NASHVILLE (CN) - A group of out-of-state college students sued Tennessee election officials in Federal Court, claiming the state's voter ID law discriminates against them.

The class action was filed by the Nashville Student Organizing Committee and nine students against Tennessee Secretary of State Tre Hargett and Elections Coordinator Mark Goins. All nine student-plaintiffs have ID cards from other states.

The students say the Volunteer State's voter ID law "intentionally discriminates against out-of-state college and university students, and has the purpose and effect of denying and abridging the right to vote on account of age" because it excludes student IDs and out-of-state IDs at the polls. Public library cards are also not accepted.

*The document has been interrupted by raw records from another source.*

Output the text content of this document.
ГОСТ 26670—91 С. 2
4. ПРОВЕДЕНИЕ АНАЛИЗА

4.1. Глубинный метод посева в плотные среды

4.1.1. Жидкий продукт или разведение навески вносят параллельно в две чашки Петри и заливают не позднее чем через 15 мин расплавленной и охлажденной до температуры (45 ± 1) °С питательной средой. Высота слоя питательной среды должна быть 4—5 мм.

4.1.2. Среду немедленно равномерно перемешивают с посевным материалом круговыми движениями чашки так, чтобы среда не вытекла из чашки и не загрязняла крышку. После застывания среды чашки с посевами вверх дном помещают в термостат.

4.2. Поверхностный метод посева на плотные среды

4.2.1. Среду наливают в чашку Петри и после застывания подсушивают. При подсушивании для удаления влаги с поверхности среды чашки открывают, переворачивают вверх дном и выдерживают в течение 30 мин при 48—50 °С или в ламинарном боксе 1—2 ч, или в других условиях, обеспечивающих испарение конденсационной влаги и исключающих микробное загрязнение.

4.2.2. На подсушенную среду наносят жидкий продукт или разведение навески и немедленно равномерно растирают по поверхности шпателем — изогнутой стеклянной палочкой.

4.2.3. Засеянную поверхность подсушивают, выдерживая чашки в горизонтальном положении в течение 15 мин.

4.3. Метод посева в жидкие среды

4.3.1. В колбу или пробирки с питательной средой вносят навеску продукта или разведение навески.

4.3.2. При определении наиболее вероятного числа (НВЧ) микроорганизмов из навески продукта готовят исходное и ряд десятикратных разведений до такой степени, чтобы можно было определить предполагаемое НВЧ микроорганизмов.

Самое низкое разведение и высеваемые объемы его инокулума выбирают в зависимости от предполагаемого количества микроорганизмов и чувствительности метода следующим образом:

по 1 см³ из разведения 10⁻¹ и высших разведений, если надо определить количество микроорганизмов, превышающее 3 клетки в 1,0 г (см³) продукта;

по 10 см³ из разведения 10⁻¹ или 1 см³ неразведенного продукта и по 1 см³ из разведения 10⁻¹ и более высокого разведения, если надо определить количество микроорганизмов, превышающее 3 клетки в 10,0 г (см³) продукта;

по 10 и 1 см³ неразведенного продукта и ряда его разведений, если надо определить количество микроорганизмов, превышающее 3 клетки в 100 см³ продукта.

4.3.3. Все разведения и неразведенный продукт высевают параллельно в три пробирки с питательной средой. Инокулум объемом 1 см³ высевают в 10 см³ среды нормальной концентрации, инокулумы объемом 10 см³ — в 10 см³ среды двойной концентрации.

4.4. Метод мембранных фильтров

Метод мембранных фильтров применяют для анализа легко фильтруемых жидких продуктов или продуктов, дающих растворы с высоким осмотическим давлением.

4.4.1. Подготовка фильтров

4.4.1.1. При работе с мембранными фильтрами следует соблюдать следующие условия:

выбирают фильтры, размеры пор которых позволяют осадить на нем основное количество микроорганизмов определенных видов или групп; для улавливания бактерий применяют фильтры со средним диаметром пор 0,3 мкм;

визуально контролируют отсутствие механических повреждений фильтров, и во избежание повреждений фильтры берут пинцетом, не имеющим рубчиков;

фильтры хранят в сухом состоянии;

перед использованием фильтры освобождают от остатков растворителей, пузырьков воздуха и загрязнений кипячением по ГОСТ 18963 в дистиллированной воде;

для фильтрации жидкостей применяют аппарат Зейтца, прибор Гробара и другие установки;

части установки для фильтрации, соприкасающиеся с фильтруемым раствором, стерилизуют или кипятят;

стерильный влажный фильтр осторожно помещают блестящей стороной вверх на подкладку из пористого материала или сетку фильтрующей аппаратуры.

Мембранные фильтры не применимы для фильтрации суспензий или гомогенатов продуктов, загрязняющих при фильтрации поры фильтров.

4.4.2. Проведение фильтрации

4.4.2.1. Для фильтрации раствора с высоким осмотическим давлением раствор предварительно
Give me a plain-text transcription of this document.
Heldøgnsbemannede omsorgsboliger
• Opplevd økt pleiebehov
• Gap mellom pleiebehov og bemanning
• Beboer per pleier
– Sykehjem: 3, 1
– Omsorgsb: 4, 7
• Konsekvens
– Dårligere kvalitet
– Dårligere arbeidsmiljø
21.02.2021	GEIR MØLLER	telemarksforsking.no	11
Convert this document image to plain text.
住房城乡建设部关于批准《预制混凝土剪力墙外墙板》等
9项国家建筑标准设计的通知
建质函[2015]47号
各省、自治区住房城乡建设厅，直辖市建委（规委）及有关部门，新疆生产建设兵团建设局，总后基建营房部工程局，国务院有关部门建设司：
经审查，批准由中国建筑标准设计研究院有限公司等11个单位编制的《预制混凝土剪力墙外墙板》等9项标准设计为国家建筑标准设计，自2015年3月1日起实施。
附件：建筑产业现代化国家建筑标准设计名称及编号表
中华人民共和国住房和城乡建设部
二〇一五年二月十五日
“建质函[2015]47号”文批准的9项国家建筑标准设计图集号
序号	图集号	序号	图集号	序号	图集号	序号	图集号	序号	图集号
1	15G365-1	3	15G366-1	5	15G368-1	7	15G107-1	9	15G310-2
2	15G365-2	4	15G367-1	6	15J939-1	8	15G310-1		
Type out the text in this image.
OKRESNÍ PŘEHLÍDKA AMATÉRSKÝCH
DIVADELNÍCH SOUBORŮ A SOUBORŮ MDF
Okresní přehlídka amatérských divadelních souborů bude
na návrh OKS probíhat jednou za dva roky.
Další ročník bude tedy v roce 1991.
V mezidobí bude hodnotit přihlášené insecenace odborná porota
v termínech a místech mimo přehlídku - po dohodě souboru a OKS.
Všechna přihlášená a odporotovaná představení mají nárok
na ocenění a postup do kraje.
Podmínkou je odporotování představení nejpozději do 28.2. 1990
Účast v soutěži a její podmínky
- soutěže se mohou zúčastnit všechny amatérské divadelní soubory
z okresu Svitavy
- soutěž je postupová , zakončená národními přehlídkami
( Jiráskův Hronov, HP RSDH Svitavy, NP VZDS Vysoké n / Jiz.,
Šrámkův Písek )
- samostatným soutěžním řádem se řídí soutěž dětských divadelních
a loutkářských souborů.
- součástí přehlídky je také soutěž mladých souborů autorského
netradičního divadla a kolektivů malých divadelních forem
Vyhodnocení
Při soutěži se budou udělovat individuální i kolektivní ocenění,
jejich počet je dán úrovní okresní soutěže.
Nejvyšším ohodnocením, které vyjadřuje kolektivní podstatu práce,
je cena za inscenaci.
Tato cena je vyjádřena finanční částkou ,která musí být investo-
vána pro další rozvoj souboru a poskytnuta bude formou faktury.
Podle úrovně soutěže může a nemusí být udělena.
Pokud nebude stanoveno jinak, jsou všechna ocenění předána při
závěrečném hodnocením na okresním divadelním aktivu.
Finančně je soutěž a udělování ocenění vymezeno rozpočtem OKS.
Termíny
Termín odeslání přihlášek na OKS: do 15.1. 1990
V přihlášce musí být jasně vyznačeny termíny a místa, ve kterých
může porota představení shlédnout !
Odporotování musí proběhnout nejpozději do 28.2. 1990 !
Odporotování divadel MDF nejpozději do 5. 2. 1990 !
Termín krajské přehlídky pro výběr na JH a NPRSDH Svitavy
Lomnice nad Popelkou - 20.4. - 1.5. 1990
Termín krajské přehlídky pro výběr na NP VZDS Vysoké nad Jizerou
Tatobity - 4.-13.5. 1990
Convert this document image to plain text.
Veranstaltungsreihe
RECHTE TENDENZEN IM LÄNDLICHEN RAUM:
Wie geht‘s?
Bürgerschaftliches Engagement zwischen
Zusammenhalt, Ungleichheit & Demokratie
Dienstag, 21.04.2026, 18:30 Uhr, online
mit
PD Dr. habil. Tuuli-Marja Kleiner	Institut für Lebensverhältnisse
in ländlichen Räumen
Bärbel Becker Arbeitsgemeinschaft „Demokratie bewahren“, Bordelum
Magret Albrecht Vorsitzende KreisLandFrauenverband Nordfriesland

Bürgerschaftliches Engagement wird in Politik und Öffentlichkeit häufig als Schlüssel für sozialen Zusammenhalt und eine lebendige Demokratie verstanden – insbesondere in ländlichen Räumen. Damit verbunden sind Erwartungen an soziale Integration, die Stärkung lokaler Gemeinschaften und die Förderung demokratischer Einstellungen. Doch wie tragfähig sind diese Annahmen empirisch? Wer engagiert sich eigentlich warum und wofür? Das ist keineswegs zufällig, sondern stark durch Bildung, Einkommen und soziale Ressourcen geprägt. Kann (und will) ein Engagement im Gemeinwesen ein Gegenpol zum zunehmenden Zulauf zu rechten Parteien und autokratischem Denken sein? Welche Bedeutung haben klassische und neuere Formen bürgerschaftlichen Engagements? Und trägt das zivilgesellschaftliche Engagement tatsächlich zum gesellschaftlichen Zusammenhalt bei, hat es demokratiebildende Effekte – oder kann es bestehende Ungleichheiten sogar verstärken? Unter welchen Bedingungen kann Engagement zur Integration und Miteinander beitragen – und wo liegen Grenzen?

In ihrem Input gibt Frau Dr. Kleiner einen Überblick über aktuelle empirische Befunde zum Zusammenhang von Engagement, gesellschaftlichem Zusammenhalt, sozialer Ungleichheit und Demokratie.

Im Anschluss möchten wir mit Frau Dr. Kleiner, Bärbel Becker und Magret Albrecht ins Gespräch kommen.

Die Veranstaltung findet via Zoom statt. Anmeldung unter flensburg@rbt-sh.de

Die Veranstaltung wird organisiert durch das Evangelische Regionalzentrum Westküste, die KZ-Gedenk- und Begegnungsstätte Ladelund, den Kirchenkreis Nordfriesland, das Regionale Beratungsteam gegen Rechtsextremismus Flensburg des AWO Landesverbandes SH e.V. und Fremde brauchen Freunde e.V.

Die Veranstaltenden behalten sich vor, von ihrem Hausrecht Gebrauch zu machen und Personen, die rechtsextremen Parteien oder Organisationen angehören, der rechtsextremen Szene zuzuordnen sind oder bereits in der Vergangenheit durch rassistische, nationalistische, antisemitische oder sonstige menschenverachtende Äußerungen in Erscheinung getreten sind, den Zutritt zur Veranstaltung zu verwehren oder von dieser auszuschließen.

"At every step of the voter ID law's evolution, Tennessee state legislators have purposely fenced out college and university students, especially targeting out-of-state students, rejecting multiple bills that would have added student ID cards to the voter ID list," the complaint states. "State legislators are on record suggesting that out-of-state students cannot vote in Tennessee, which is contrary to the Supreme Court's precedent in Symm and Tennessee state law."

The referenced decision is Symm vs. United States, 1979 U.S. Supreme Court decision affirming that residency questionnaires unconstitutionally denied Waller County, Texas students the right to vote.

Like Symm, the class alleges the Tennessee voter ID law violates the Twenty-Sixth Amendment's right to vote on account of age and equal protection under the Fourteenth Amendment.

"Out-of-state students with other states' driver's licenses or ID cards cannot readily comply with the voter ID law and must either forego voting, vote absentee in their prior state, or undergo the arduous process of applying for an identification license at a driver service center," the lawsuit states. "The voter ID law clearly favors in-state student voters over out-of-state student voters."

The state's voter ID law passed in 2011, according to the complaint. The state senate initially allowed some student IDs as accepted forms of voter ID, but the state house amended the bill to exclude them. Attempts to add student IDs to the voter ID list failed in 2011, 2012, 2013 and 2014, the students say.

The class action also claims that absentee voting is only available to in-state students, not out-of-state.

The Nashville Student Organizing Committee is a non-profit, student-run group fighting against Tennessee's voter ID law, according to the complaint.

The class seeks a declaration that Tennessee's voter ID law violates the Fourteenth and Twenty-Sixth Amendments and an injunction accepting student IDs as voter ID. They are represented by Douglas Johnston, Jr. of Barrett, Johnston, Martin & Garrison in Nashville.